The Representative ChEMBL module provides advanced density-aware sampling techniques to create high-fidelity, manageable subsets of massive chemical databases. This is used to train CDI on a representative 10% fraction of chemical space while maintaining statistical robustness.

1. Density-Aware Sampling Method

The core of this module implements a four-stage pipeline to select the most informative molecules: - Topological Mapping: Projects ECFP6 fingerprints into a 30-dimensional UMAP space using the Jaccard metric. - Landscape Clustering: HDBSCAN identifies dense core clusters (common motifs) and sparse "noise" points (rare scaffolds). - Log-Weighted Quotas: Cluster budgets are assigned based on the logarithm of their size, preventing common motifs from overwhelming unique but small clusters. - MaxMin Diversity: A GPU-accelerated diversity picker ensures that molecules within each cluster are as dissimilar as possible.

Directory Structure Requirements

The clustering module operates most efficiently when provided with a dedicated workspace for large memory-mapped fingerprints and temporary caches:

WORKSPACE_DIR/
├── chembl_35_ecfp6.csv     # Input dataset with 'ECFP6' column
└── results/                # (Auto-generated) Output directory for subsets and reports

Execution

Run the clustering module from the command line using the cdi utility.

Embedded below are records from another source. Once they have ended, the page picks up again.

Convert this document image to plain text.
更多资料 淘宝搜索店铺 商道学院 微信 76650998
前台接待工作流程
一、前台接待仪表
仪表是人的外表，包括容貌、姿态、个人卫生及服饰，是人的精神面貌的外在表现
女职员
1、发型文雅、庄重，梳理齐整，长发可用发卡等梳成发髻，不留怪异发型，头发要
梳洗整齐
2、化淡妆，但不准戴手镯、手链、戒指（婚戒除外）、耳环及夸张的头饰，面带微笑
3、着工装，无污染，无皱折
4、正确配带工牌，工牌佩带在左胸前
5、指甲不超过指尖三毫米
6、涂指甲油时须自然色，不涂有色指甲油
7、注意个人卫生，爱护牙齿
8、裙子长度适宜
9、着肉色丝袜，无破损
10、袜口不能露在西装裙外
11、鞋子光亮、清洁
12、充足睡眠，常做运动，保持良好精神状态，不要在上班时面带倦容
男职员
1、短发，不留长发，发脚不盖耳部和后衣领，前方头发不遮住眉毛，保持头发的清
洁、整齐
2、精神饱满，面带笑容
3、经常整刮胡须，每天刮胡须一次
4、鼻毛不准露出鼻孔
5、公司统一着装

You must specify the input CSV and the target fraction (e.g., 0.10 for 10%).

cdi cluster --input <INPUT_CSV> --target <FRACTION> --out_dir <OUT_DIR>

Example: To generate a 10% representative subset from a ChEMBL 35 export:

cdi cluster --input chembl_35_ecfp6.csv --target 0.10 --out_dir ./results

Expected Outputs

The script automatically handles the transition from high-dimensional fingerprints to low-dimensional manifolds. It leverages GPU acceleration for Tanimoto diversity picking to ensure optimal coverage.

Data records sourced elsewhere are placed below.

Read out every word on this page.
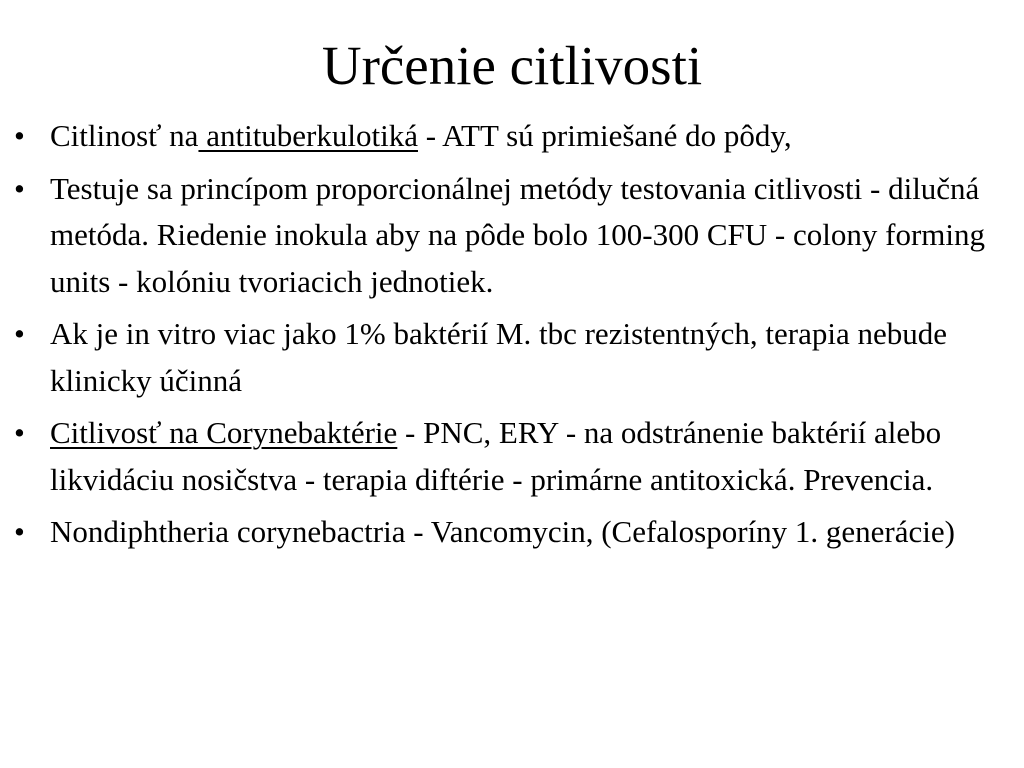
Určenie citlivosti
• Citlinosť na antituberkulotiká - ATT sú primiešané do pôdy,
• Testuje sa princípom proporcionálnej metódy testovania citlivosti - dilučná metóda. Riedenie inokula aby na pôde bolo 100-300 CFU - colony forming units - kolóniu tvoriacich jednotiek.
• Ak je in vitro viac jako 1% baktérií M. tbc rezistentných, terapia nebude klinicky účinná
• Citlivosť na Corynebaktérie - PNC, ERY - na odstránenie baktérií alebo likvidáciu nosičstva - terapia diftérie - primárne antitoxická. Prevencia.
• Nondiphtheria corynebactria - Vancomycin, (Cefalosporíny 1. generácie)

Once finished, the following files are saved in your results folder: - representative_10pct_hdbscan.csv: The final, high-fidelity subset ready for CDI training. - hdbscan_labels.csv: A mapping of every molecule to its assigned cluster and membership probability. - cluster_report_hdbscan.csv: A detailed statistical report showing cluster persistence, sample rates, and chemical landscape coverage.